The Shore contains five poems, all of them a bit longer than average--ten to twenty pages. Part of the length is accounted for by Nealon's use of "one-line stanzas" (as I think he calls them in one of the poems), single lines standing all by themselves as a sort of moment of their own in a thought process--"Down into matter, flux, the green world" or "The whole taut net of the social order." This generates a fair amount of white space--some pages may have only ten or twelve lines--even allowing for that, though, the poems do feel like "long poems," taking their time, unfolding a thought, crossing it with another, then wait-a-minute-what-about-this, then touching on something from a lifetime of reading, then connecting an old memory.
The effect reminded me of the soliloquies of Henry VI or Richard II in Shakespeare's history plays. Nealon's poems have the same process of opening up of a thought, but are also similarly erudite (helps to know who Ascanius and Hocquenghem are, for example), lyrical ("a hint of lemon in the eucalyptus"), self-aware, willing to probe old wounds, also willing to test out new ideas--"branched thoughts, new grown with pleasant pain," as Keats says.

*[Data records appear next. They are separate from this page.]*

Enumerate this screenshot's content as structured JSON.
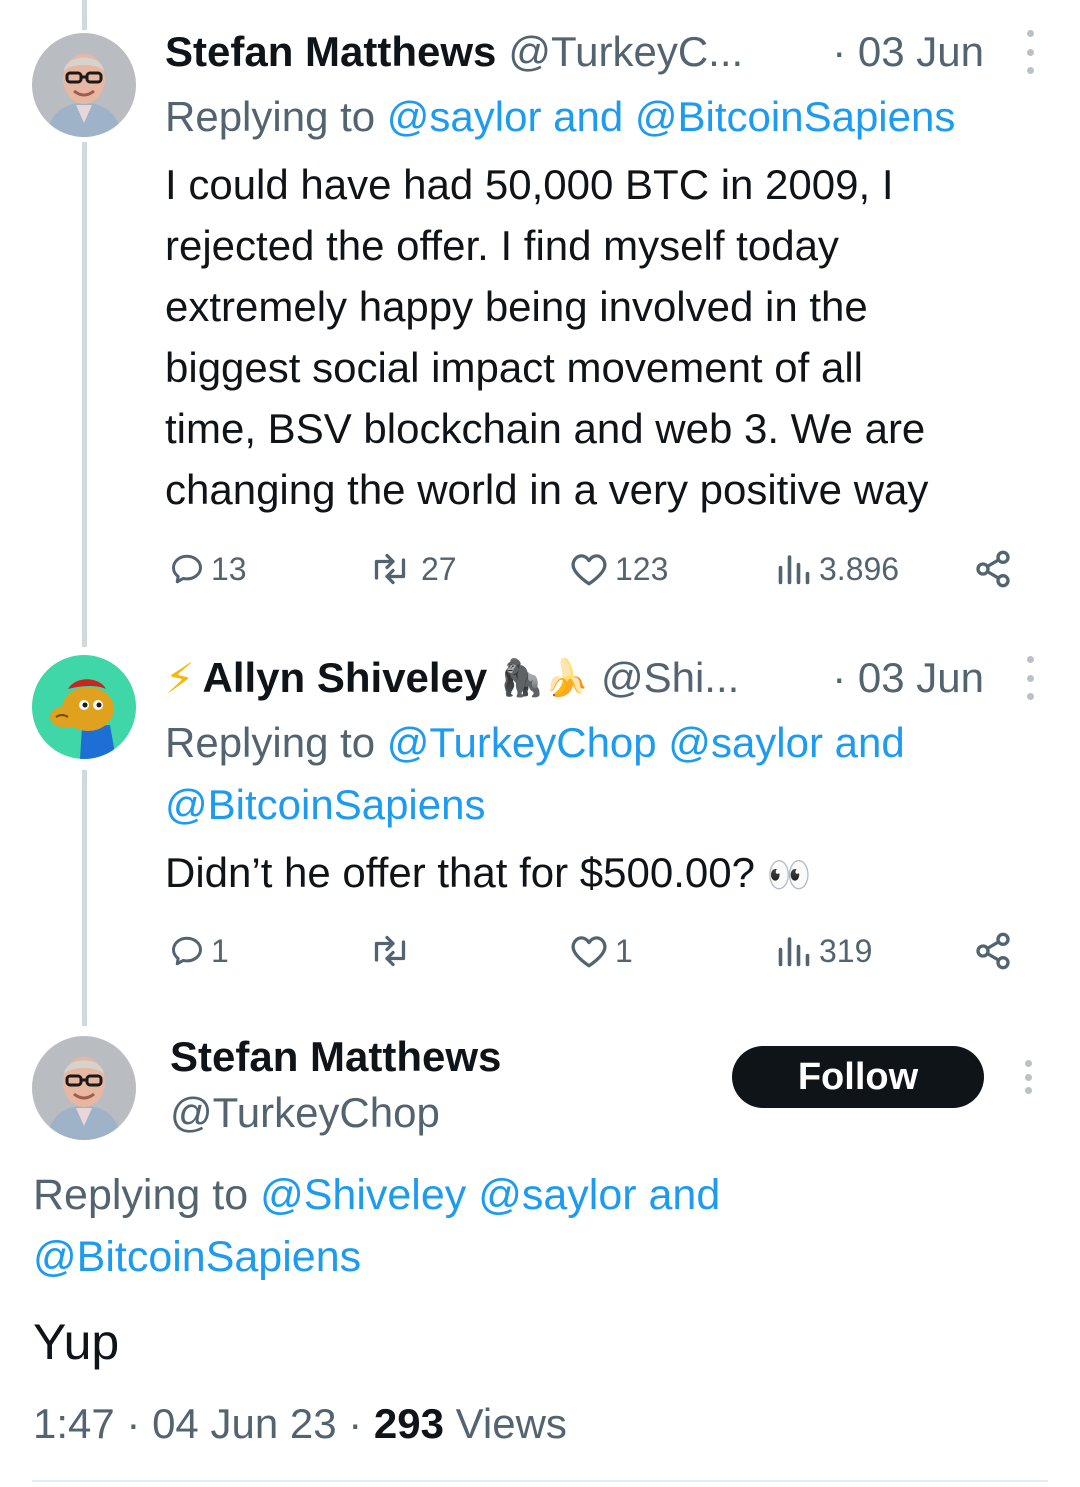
{
  "tweet1": {
    "name": "Stefan Matthews",
    "handle": "@TurkeyC...",
    "date": "· 03 Jun",
    "replying_prefix": "Replying to ",
    "replying_links": "@saylor and @BitcoinSapiens",
    "body_lines": [
      "I could have had 50,000 BTC in 2009, I",
      "rejected the offer. I find myself today",
      "extremely happy being involved in the",
      "biggest social impact movement of all",
      "time, BSV blockchain and web 3. We are",
      "changing the world in a very positive way"
    ],
    "replies": "13",
    "retweets": "27",
    "likes": "123",
    "views": "3.896"
  },
  "tweet2": {
    "lightning": "⚡",
    "name": "Allyn Shiveley",
    "emojis": "🦍🍌",
    "handle": "@Shi...",
    "date": "· 03 Jun",
    "replying_prefix": "Replying to ",
    "replying_line1_links": "@TurkeyChop @saylor and",
    "replying_line2_links": "@BitcoinSapiens",
    "body": "Didn’t he offer that for $500.00? ",
    "body_emoji": "👀",
    "replies": "1",
    "retweets": "",
    "likes": "1",
    "views": "319"
  },
  "tweet3": {
    "name": "Stefan Matthews",
    "handle": "@TurkeyChop",
    "follow_label": "Follow",
    "replying_prefix": "Replying to ",
    "replying_line1_links": "@Shiveley @saylor and",
    "replying_line2_links": "@BitcoinSapiens",
    "body": "Yup",
    "time": "1:47 · 04 Jun 23 · ",
    "views_count": "293",
    "views_label": " Views"
  },
  "colors": {
    "link": "#1d9bf0",
    "secondary": "#536471",
    "text": "#0f1419",
    "avatar2_bg": "#3fd6a8"
  }
}
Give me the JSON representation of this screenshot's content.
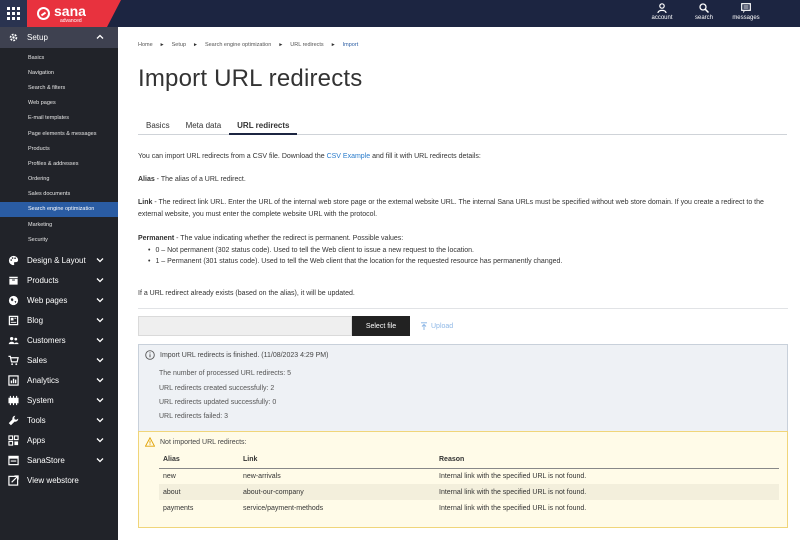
{
  "brand": {
    "name": "sana",
    "edition": "advanced"
  },
  "header": {
    "actions": [
      {
        "label": "account",
        "icon": "account-icon"
      },
      {
        "label": "search",
        "icon": "search-icon"
      },
      {
        "label": "messages",
        "icon": "messages-icon"
      }
    ]
  },
  "sidebar": {
    "setup": {
      "label": "Setup",
      "items": [
        "Basics",
        "Navigation",
        "Search & filters",
        "Web pages",
        "E-mail templates",
        "Page elements & messages",
        "Products",
        "Profiles & addresses",
        "Ordering",
        "Sales documents",
        "Search engine optimization",
        "Marketing",
        "Security"
      ],
      "active_item": "Search engine optimization"
    },
    "sections": [
      {
        "label": "Design & Layout",
        "icon": "palette-icon"
      },
      {
        "label": "Products",
        "icon": "box-icon"
      },
      {
        "label": "Web pages",
        "icon": "globe-icon"
      },
      {
        "label": "Blog",
        "icon": "blog-icon"
      },
      {
        "label": "Customers",
        "icon": "users-icon"
      },
      {
        "label": "Sales",
        "icon": "cart-icon"
      },
      {
        "label": "Analytics",
        "icon": "analytics-icon"
      },
      {
        "label": "System",
        "icon": "system-icon"
      },
      {
        "label": "Tools",
        "icon": "wrench-icon"
      },
      {
        "label": "Apps",
        "icon": "apps-icon"
      },
      {
        "label": "SanaStore",
        "icon": "store-icon"
      }
    ],
    "view_webstore": "View webstore"
  },
  "breadcrumb": [
    "Home",
    "Setup",
    "Search engine optimization",
    "URL redirects",
    "Import"
  ],
  "page_title": "Import URL redirects",
  "tabs": [
    "Basics",
    "Meta data",
    "URL redirects"
  ],
  "active_tab": "URL redirects",
  "intro": {
    "before": "You can import URL redirects from a CSV file. Download the ",
    "link": "CSV Example",
    "after": " and fill it with URL redirects details:"
  },
  "alias": {
    "label": "Alias",
    "text": " - The alias of a URL redirect."
  },
  "link_desc": {
    "label": "Link",
    "text": " - The redirect link URL. Enter the URL of the internal web store page or the external website URL. The internal Sana URLs must be specified without web store domain. If you create a redirect to the external website, you must enter the complete website URL with the protocol."
  },
  "permanent": {
    "label": "Permanent",
    "text": " - The value indicating whether the redirect is permanent. Possible values:",
    "values": [
      "0 – Not permanent (302 status code). Used to tell the Web client to issue a new request to the location.",
      "1 – Permanent (301 status code). Used to tell the Web client that the location for the requested resource has permanently changed."
    ]
  },
  "update_note": "If a URL redirect already exists (based on the alias), it will be updated.",
  "file": {
    "select_label": "Select file",
    "upload_label": "Upload"
  },
  "result": {
    "title": "Import URL redirects is finished. (11/08/2023 4:29 PM)",
    "lines": [
      "The number of processed URL redirects: 5",
      "URL redirects created successfully: 2",
      "URL redirects updated successfully: 0",
      "URL redirects failed: 3"
    ]
  },
  "not_imported": {
    "title": "Not imported URL redirects:",
    "columns": [
      "Alias",
      "Link",
      "Reason"
    ],
    "rows": [
      [
        "new",
        "new-arrivals",
        "Internal link with the specified URL is not found."
      ],
      [
        "about",
        "about-our-company",
        "Internal link with the specified URL is not found."
      ],
      [
        "payments",
        "service/payment-methods",
        "Internal link with the specified URL is not found."
      ]
    ]
  },
  "colors": {
    "topbar": "#1c2541",
    "brand_red": "#e8323e",
    "sidebar": "#212329",
    "active_nav": "#2a5ca3",
    "link": "#2a7ccc"
  }
}
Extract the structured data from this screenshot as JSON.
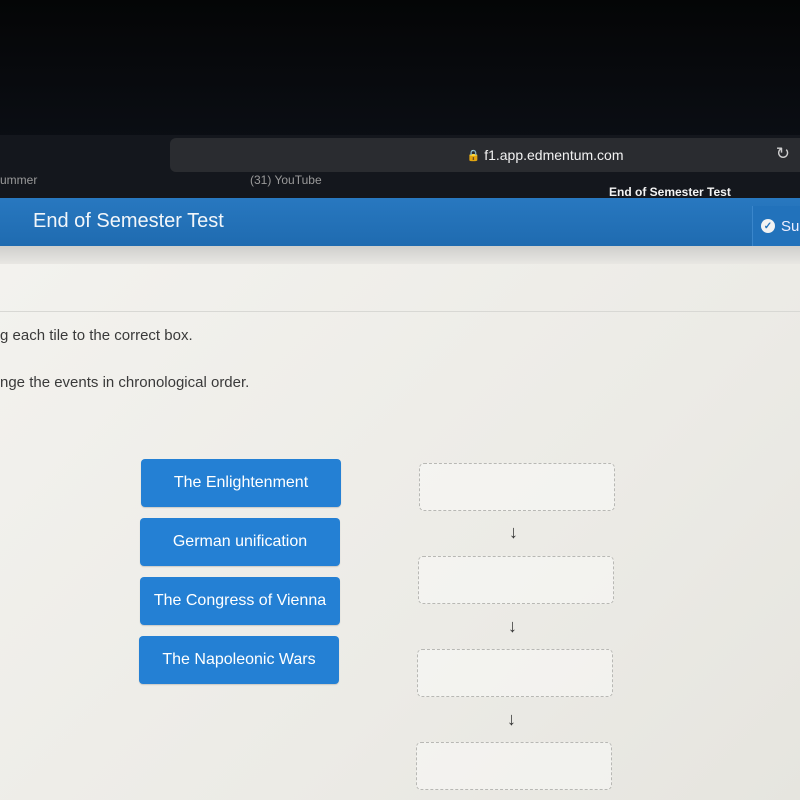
{
  "browser": {
    "url": "f1.app.edmentum.com",
    "lock_icon": "lock-icon",
    "reload_icon": "reload-icon",
    "tabs": [
      {
        "label": "ummer"
      },
      {
        "label": "(31) YouTube"
      },
      {
        "label": "End of Semester Test",
        "active": true
      }
    ]
  },
  "app": {
    "title": "End of Semester Test",
    "submit_label": "Su",
    "accent_color": "#2480d4"
  },
  "question": {
    "instruction_1": "g each tile to the correct box.",
    "instruction_2": "nge the events in chronological order."
  },
  "tiles": [
    {
      "label": "The Enlightenment"
    },
    {
      "label": "German unification"
    },
    {
      "label": "The Congress of Vienna"
    },
    {
      "label": "The Napoleonic Wars"
    }
  ],
  "drop_boxes": [
    {
      "value": ""
    },
    {
      "value": ""
    },
    {
      "value": ""
    },
    {
      "value": ""
    }
  ],
  "arrow_glyph": "↓"
}
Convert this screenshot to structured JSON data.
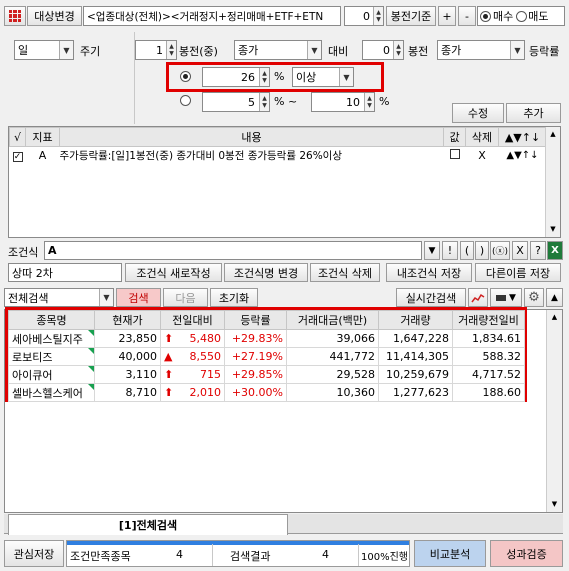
{
  "toolbar": {
    "target_change": "대상변경",
    "target_desc": "<업종대상(전체)><거래정지+정리매매+ETF+ETN",
    "bong_value": "0",
    "bong_base": "봉전기준",
    "plus": "+",
    "minus": "-",
    "buy": "매수",
    "sell": "매도"
  },
  "period": {
    "label": "일",
    "cycle": "주기"
  },
  "compare": {
    "left_value": "1",
    "left_suffix": "봉전(중)",
    "left_price": "종가",
    "vs": "대비",
    "right_value": "0",
    "right_suffix": "봉전",
    "right_price": "종가",
    "rate": "등락률"
  },
  "option1": {
    "value": "26",
    "unit": "%",
    "cond": "이상"
  },
  "option2": {
    "from": "5",
    "unit1": "% ~",
    "to": "10",
    "unit2": "%"
  },
  "actions": {
    "edit": "수정",
    "add": "추가"
  },
  "cond_table": {
    "headers": [
      "√",
      "지표",
      "내용",
      "값",
      "삭제",
      "▲▼↑↓"
    ],
    "rows": [
      {
        "id": "A",
        "content": "주가등락률:[일]1봉전(중) 종가대비 0봉전 종가등락률 26%이상",
        "del": "X",
        "move": "▲▼↑↓"
      }
    ]
  },
  "formula": {
    "label": "조건식",
    "value": "A",
    "buttons": [
      "!",
      "(",
      ")",
      "(ⓧ)",
      "X",
      "?"
    ]
  },
  "strategy": {
    "name": "상따 2차",
    "new": "조건식 새로작성",
    "rename": "조건식명 변경",
    "delete": "조건식 삭제",
    "save": "내조건식 저장",
    "save_as": "다른이름 저장"
  },
  "search": {
    "mode": "전체검색",
    "search": "검색",
    "next": "다음",
    "reset": "초기화",
    "realtime": "실시간검색"
  },
  "results": {
    "headers": [
      "종목명",
      "현재가",
      "전일대비",
      "등락률",
      "거래대금(백만)",
      "거래량",
      "거래량전일비"
    ],
    "rows": [
      {
        "name": "세아베스틸지주",
        "price": "23,850",
        "arrow": "⬆",
        "change": "5,480",
        "rate": "+29.83%",
        "amount": "39,066",
        "volume": "1,647,228",
        "ratio": "1,834.61"
      },
      {
        "name": "로보티즈",
        "price": "40,000",
        "arrow": "▲",
        "change": "8,550",
        "rate": "+27.19%",
        "amount": "441,772",
        "volume": "11,414,305",
        "ratio": "588.32"
      },
      {
        "name": "아이큐어",
        "price": "3,110",
        "arrow": "⬆",
        "change": "715",
        "rate": "+29.85%",
        "amount": "29,528",
        "volume": "10,259,679",
        "ratio": "4,717.52"
      },
      {
        "name": "셀바스헬스케어",
        "price": "8,710",
        "arrow": "⬆",
        "change": "2,010",
        "rate": "+30.00%",
        "amount": "10,360",
        "volume": "1,277,623",
        "ratio": "188.60"
      }
    ]
  },
  "tab": {
    "label": "[1]전체검색"
  },
  "footer": {
    "watch_save": "관심저장",
    "cond_count_label": "조건만족종목",
    "cond_count": "4",
    "result_label": "검색결과",
    "result_count": "4",
    "progress": "100%진행",
    "progress_fraction": 1.0,
    "compare": "비교분석",
    "verify": "성과검증"
  },
  "colors": {
    "accent_red": "#e00000",
    "progress_blue": "#2f7fe0",
    "compare_bg": "#bcd3ee",
    "verify_bg": "#f4c6c6"
  }
}
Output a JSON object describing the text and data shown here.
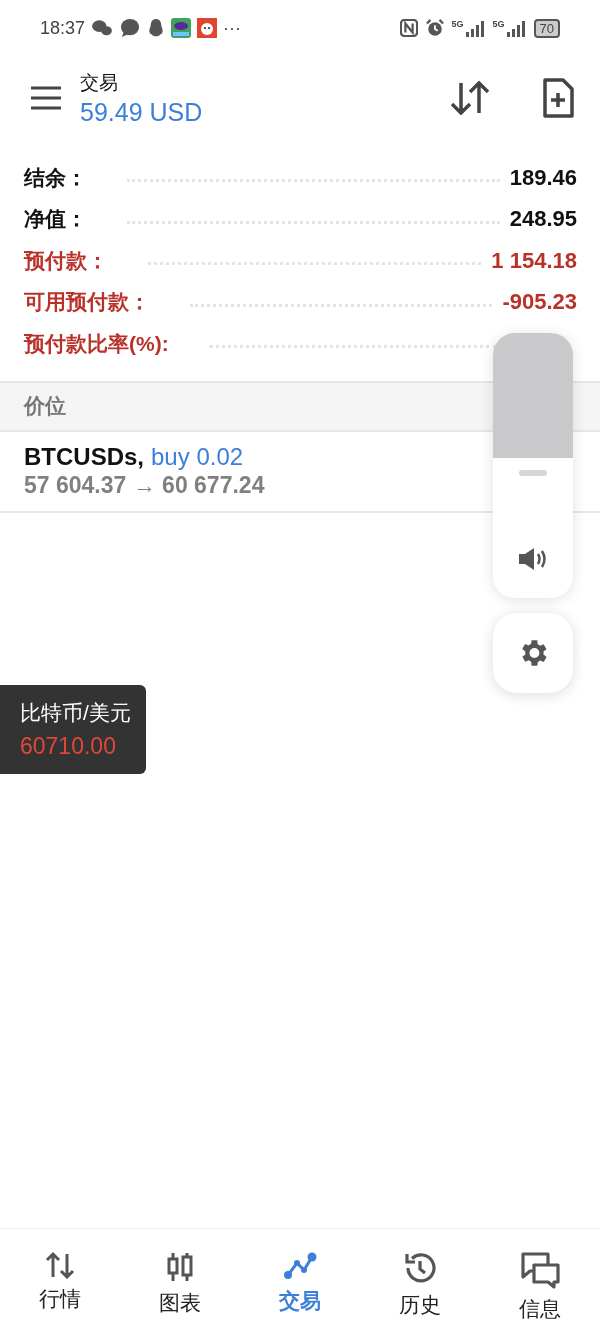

When Henry and Richard give their major statements, they are both insiders and outsiders--royal, but deposed--abject and commanding the heights at the very same time. Nealon's exploration of queerness (throughout, but especially in "You Surround Me"), whiteness ("White Meadows") and the perils of our late capitalist moment (throughout, but especially "The Shore" and "Last Glimpse") have that self-aware clarity that Henry and Richard have when things have gone completely to hell, and might even persuade one that the insight gained is worth the cost of things having gone to hell.
Nealon also offers up a line I feel like commenting on at greater length--but that can gets its own post.